Während der Mann nun hinter schwedische Gardinen wandert, sorgt seine Frau für Schlagzeilen. Die Familie Pelicano scheint das Rampenlicht zu genießen. Anders lässt sich nicht erklären, warum Kat Pelicano und ihre drei Töchter Alana, Tori und Josi mit Unterstützung von Zoo Productions eine Reality-Serie drehen. In den Hauptrollen die vier Damen, die versuchen, in die Fußstapfen des Ehegatten bzw.
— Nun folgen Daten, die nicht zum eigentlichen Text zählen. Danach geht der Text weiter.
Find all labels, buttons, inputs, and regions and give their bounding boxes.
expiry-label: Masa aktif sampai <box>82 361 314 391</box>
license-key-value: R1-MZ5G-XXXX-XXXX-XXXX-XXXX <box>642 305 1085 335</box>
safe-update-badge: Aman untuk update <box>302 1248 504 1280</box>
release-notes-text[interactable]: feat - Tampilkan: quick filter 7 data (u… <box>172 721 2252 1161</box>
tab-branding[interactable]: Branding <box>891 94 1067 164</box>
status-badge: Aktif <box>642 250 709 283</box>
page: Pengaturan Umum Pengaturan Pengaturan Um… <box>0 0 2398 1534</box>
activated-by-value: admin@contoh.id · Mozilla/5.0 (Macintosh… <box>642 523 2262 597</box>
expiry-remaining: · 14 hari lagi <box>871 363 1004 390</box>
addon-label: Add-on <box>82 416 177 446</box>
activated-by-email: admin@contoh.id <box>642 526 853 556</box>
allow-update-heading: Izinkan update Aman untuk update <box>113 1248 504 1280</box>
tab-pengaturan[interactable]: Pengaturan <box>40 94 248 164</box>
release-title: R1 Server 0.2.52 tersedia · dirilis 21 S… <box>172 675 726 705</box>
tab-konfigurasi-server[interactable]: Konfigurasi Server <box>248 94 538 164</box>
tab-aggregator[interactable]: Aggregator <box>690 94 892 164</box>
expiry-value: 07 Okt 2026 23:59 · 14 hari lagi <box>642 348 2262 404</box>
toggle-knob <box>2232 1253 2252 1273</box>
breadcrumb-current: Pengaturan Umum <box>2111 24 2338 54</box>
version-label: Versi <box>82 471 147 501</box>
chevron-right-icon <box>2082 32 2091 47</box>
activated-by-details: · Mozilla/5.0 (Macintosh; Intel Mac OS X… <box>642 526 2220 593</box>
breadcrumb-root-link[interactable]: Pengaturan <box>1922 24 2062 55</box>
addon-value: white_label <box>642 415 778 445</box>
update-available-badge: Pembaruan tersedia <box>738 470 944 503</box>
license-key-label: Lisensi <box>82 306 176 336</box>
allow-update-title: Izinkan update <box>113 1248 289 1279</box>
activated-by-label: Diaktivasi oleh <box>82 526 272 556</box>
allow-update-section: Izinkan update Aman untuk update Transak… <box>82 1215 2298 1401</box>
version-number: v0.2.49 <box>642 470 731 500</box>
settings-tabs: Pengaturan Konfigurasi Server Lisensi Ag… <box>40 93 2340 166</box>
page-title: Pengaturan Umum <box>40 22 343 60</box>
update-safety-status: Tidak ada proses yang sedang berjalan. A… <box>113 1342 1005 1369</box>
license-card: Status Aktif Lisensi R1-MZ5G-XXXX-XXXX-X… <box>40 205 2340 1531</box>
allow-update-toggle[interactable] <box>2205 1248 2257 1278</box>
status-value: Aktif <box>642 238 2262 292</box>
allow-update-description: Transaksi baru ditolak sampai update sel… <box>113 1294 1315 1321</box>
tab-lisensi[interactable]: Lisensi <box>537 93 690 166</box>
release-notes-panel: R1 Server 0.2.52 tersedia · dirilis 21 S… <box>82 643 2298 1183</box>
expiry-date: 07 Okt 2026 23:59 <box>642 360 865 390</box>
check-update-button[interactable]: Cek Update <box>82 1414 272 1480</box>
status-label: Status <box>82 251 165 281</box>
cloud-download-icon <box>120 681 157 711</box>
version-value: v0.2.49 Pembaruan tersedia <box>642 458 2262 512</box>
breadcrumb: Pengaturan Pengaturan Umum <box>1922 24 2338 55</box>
Vaters zu treten und eine Detektei aufzubauen. Den Grundstock haben sie schließlich – wobei die Kundendatei keinen Cent mehr wert sein dürfte –, ebenso ein paar offene Forderungen vom ehemaligen Brötchenverdiener, die für das nötige Startkapital sorgen sollen.
Die Schritte hin zur eigenen Firma werden in der ersten Staffel thematisiert. Serienexperten sehen das Projekt zwischen „Charlies Angels“ und „Keeping up with the Kardashians“ angesiedelt. Ob es sich verkaufen lässt, muss sich zeigen. Die Werbetrommel wird zwar kräftig gerührt. Angebissen hat bislang noch kein Sender. Dabei hat Kat Pelicano es bitter nötig, dass die Serie gekauft wird. Denn so langsam geht ihr das Geld aus. Auf prominente Hilfe oder Befürworter darf sie nicht hoffen. Dafür hat ihr Mann zu viel verbrannte Erde hinterlassen.